Although MIS-C cases are climbing nationally, Axios reports that the latest CDC data on the condition—which contains complete reports of MIS-C case numbers through mid-December 2020—shows the syndrome was rare at that point. According to the data, U.S. officials had reported 2,060 cases and 30 deaths related to MIS-C in 48 states, Puerto Rico, and Washington, D.C., by that time.

Most reported cases had occurred among children ranging between the ages of one and 14, but a few cases had occurred among children younger than one and in young adults as old as 20, the data showed. The median age of patients with reported cases of MISC-C was nine, according to the data.
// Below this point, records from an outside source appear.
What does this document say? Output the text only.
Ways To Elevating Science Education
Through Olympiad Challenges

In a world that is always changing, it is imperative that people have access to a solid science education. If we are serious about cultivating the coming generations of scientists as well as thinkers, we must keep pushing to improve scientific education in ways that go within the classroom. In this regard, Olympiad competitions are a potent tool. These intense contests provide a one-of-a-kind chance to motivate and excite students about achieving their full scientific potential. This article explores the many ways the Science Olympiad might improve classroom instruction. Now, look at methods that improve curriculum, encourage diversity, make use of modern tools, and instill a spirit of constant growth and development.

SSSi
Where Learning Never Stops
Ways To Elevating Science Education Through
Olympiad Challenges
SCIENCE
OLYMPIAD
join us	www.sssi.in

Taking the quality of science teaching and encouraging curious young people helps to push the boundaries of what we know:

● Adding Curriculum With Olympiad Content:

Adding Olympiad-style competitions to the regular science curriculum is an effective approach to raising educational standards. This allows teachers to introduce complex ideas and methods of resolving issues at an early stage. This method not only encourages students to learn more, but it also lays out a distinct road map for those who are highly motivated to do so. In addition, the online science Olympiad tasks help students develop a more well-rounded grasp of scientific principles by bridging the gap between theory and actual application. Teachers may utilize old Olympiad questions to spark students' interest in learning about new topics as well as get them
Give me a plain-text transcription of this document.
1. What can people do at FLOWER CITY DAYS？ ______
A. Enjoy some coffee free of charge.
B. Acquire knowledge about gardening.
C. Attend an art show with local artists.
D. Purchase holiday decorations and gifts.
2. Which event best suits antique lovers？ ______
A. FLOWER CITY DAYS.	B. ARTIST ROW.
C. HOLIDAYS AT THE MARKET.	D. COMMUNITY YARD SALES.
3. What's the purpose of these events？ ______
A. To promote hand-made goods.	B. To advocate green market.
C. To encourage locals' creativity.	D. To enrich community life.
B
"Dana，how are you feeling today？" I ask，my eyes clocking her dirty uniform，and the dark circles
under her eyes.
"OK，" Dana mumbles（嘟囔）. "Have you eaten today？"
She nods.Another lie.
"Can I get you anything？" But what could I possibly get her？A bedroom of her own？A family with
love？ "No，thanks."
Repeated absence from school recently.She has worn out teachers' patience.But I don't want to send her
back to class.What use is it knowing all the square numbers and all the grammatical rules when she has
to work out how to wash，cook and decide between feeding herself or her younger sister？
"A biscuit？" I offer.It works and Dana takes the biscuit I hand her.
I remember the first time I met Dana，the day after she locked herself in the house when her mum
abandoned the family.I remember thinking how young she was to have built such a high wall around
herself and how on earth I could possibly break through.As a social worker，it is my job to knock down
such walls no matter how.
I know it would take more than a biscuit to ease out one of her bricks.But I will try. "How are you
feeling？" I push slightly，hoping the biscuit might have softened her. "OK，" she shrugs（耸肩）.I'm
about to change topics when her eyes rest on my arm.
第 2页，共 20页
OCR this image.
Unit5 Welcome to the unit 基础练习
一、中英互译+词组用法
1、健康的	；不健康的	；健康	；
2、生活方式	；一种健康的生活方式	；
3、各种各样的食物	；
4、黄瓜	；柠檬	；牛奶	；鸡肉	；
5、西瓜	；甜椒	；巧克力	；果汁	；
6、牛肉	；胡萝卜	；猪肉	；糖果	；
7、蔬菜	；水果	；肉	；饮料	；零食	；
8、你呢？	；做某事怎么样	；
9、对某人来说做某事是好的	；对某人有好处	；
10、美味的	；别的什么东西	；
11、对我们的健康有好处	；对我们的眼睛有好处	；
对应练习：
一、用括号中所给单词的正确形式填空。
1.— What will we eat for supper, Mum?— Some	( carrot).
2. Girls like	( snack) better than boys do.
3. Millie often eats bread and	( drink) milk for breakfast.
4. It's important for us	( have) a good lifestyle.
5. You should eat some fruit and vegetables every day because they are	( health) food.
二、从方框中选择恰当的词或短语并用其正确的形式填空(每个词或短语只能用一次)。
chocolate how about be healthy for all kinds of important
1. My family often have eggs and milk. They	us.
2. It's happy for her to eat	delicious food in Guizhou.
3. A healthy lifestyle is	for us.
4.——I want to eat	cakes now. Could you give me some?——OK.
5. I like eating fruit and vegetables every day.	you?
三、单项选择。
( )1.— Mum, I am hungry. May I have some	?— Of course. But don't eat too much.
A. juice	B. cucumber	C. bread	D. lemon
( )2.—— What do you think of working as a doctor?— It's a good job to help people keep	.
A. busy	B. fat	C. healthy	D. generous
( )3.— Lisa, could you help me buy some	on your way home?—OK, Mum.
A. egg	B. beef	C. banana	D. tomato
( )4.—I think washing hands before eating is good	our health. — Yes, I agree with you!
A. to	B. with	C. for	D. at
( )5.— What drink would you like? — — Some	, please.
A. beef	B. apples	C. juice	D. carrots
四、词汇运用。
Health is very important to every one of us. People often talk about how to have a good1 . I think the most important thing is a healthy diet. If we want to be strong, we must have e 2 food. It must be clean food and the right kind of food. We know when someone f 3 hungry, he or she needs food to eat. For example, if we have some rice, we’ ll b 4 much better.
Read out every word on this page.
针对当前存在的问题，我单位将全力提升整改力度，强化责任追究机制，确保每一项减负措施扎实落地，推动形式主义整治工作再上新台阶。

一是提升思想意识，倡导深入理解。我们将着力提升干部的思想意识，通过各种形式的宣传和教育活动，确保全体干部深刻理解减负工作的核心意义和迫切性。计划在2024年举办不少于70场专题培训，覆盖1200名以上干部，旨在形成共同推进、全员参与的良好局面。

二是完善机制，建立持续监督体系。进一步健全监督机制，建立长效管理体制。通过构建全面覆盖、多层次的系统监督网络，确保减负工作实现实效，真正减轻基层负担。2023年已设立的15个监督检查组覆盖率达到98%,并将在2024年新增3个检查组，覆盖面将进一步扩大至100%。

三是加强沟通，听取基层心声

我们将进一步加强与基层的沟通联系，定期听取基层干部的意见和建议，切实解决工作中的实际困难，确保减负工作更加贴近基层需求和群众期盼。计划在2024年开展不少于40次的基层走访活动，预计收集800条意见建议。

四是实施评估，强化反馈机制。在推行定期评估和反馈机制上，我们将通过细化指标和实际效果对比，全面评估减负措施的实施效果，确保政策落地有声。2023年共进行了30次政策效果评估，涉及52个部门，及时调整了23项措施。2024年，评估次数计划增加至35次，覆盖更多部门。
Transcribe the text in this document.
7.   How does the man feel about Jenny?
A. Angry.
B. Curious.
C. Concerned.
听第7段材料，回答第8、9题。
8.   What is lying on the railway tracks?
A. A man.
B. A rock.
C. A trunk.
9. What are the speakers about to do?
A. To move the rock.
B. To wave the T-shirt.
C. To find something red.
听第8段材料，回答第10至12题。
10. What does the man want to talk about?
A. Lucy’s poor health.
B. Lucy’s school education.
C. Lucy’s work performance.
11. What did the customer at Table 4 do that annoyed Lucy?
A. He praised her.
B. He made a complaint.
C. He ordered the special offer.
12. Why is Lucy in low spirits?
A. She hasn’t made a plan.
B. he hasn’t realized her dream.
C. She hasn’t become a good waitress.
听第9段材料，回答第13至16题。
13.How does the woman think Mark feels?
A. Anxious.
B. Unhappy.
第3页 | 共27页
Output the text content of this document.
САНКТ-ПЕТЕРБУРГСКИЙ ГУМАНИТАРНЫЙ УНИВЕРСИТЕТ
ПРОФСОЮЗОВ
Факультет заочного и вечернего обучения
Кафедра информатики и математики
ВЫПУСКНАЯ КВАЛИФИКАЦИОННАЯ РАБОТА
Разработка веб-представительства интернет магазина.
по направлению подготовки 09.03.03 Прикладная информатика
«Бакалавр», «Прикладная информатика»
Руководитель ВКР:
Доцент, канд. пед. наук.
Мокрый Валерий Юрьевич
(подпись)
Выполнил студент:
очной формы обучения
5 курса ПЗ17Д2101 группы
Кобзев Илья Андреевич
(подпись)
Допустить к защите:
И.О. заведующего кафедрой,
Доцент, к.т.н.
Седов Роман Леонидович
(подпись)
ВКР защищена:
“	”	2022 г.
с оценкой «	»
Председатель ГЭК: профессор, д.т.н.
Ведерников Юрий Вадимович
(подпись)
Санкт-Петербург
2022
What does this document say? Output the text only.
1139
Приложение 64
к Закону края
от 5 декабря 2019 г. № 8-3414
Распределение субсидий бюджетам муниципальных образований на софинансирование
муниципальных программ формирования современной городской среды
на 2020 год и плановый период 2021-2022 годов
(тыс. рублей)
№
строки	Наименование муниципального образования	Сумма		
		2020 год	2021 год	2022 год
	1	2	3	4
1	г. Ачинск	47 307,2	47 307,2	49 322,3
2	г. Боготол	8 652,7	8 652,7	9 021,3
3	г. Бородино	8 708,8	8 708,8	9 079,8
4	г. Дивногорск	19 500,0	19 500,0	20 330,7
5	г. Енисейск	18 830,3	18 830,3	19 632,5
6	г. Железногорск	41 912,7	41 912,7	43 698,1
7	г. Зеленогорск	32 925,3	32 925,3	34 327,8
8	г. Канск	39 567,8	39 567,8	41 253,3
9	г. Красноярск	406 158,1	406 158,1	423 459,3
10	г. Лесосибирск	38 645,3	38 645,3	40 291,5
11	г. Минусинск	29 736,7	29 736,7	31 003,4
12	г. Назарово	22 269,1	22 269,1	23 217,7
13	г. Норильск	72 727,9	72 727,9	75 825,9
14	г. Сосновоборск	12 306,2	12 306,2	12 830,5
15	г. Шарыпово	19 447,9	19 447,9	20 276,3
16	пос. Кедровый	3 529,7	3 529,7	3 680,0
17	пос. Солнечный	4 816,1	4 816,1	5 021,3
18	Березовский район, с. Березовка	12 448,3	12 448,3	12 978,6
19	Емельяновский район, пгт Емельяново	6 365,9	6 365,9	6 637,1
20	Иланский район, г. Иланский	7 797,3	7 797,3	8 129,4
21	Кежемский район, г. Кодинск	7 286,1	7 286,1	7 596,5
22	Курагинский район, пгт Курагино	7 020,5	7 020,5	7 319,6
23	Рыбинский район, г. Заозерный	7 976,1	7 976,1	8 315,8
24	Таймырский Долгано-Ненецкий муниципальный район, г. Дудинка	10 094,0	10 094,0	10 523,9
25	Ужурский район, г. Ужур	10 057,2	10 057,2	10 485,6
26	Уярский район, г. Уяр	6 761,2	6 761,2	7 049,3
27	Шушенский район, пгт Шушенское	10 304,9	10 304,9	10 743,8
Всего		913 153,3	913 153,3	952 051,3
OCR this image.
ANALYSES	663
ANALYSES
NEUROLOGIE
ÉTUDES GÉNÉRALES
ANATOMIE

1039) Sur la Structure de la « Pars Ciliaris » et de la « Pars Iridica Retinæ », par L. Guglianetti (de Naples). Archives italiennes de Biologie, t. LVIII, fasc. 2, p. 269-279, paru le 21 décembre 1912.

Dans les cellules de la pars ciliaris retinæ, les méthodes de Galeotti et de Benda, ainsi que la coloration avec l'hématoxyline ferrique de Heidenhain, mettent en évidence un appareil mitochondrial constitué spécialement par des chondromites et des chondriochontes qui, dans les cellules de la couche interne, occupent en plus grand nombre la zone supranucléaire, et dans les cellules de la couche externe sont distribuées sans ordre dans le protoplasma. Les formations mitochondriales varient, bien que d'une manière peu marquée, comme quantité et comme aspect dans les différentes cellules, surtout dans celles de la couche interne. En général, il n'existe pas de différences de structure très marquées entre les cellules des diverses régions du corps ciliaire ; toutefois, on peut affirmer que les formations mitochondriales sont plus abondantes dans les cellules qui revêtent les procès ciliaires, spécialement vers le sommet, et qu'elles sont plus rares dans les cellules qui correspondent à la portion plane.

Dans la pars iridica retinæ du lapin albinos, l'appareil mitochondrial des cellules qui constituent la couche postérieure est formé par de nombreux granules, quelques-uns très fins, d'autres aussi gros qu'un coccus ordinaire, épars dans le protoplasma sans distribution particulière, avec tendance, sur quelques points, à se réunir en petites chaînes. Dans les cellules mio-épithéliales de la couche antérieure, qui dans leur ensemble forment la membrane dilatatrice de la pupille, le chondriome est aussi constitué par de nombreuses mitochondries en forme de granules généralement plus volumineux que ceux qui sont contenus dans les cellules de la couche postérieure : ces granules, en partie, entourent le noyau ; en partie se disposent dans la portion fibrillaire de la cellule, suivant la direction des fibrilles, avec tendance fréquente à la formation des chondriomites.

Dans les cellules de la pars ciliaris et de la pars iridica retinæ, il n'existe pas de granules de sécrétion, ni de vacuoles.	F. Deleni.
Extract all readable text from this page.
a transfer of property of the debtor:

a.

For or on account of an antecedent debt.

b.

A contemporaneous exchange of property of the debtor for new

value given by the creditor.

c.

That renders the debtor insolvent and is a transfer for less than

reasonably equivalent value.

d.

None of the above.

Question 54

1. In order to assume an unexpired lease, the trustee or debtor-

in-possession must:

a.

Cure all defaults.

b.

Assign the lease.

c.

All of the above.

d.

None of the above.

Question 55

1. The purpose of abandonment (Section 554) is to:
Most of the patients who had reported cases of MIS-C were children of color, with 69% of cases occurring among Hispanic, Latino, or Black children, the data showed.

What's driving the spike?

Experts say it's unclear what's driving the sudden increase in MIS-C cases. However, they noted that the spike began when the United States saw a surge in new coronavirus cases during the winter, which may have increased children's chances of contracting the virus and developing MIS-C.

Doctors have said they expect the MIS-C cases to fall in the coming weeks, in line with the country's recent decrease in coronavirus cases.

"It seems like the peaks we had in the children's hospital lagged a little behind those we were seeing in the adult systems," said Ronald Ford, CMO at Joe DiMaggio Children's Hospital. "I would expect [pediatrics] admissions to start to fall. Now, the big unknown here for everyone is how these new [coronavirus] variants are going to affect things."

Ford noted that it's currently unclear how emerging and more-transmissible variants of the novel coronavirus affect children. "We don't know [how the variants affect children], but that's one of those things that will have to be studied and looked into, if different variants have a different rate of severity of MIS-C in children," he said (Owens/McGhee, Axios, 2/24; Choi, The Hill, 2/16; Bobrowsky, San Francisco Chronicle, 2/20; Belluck, New York Times, 2/24).